= Sheung-yuen Lee =

Sheung-yuen Lee (李湘原), or Pedro Sheung-yuen Lee, is a former Hong Kong civil servant and diplomat, and a Reform UK candidate in the 2026 UK local election.

Prior emigrating to the United Kingdom, he has served as director of the Hong Kong Economic and Trade Office in Bangkok and acting director of the Hong Kong Economic and Trade Office in Jakarta. Positions that Financial Times described as the "de facto senior diplomat" and he remained in his post after the introduction of the 2020 Hong Kong national security law, which required civil servants to declare loyalty to the Hong Kong government under Chinese sovereignty. He also publicly expressed support for the law, which has been widely criticised by international observers for restricting freedoms and suppressing dissent in Hong Kong.

== Biography ==
Lee was educated at St. Stephen's College and, during his secondary school years, obtained a Licentiate Diploma in Piano Performance from Trinity College London. He decided to pursue a career in politics after facing various challenges while organizing concert tours in the United States and Canada during the summers of 1993 and 1994, as well as while participating in the International Mathematical Olympiad. After graduating from the University of Michigan in 1997, he returned to Hong Kong and joined the Hong Kong Government in 1999 as an Administrative Officer.

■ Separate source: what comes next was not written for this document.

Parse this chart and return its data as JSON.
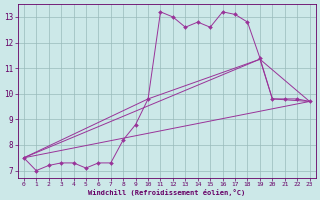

In 2015, he was posted to the Commerce and Economic Development Bureau, where he served as Political Assistant to the Secretary and later as Assistant Commissioner for Tourism. He was subsequently assigned to Bangkok to prepare for the establishment of the Hong Kong Economic and Trade Office there, becoming its inaugural Director upon its opening on 28 February 2019.

In 2022, Lee publicly expressed support for the Hong Kong National Security Law on multiple occasions. He stated that since the enactment of the law and the reform of the electoral system to ensure that "patriots govern Hong Kong," the city had returned to the correct path of "one country, two systems." He also argued that by adhering to this principle and leveraging its unique advantages—such as participation in the Belt and Road Initiative, development of the Guangdong–Hong Kong–Macao Greater Bay Area, and integration into the "dual circulation" strategy—Hong Kong would be able to make greater contributions to national development and move toward a more prosperous future.

From September 2022, Lee concurrently served as acting director of the Hong Kong Economic and Trade Office in Jakarta. After Parson Lam Chun-wah assumed the post of director of the Bangkok office on 4 September 2023, Lee continued as director of the Jakarta office. He left the Hong Kong civil service in November 2023 and later relocated to Acton, London, where he has been engaged in music-related work.

In the 2026 United Kingdom local elections, he stood as a Reform UK candidate for a council seat in the London Borough of Ealing. Reform UK replied to Financial Times, saying Lee signed declaration of loyalty to Hong Kong government "without which he would have lost his job".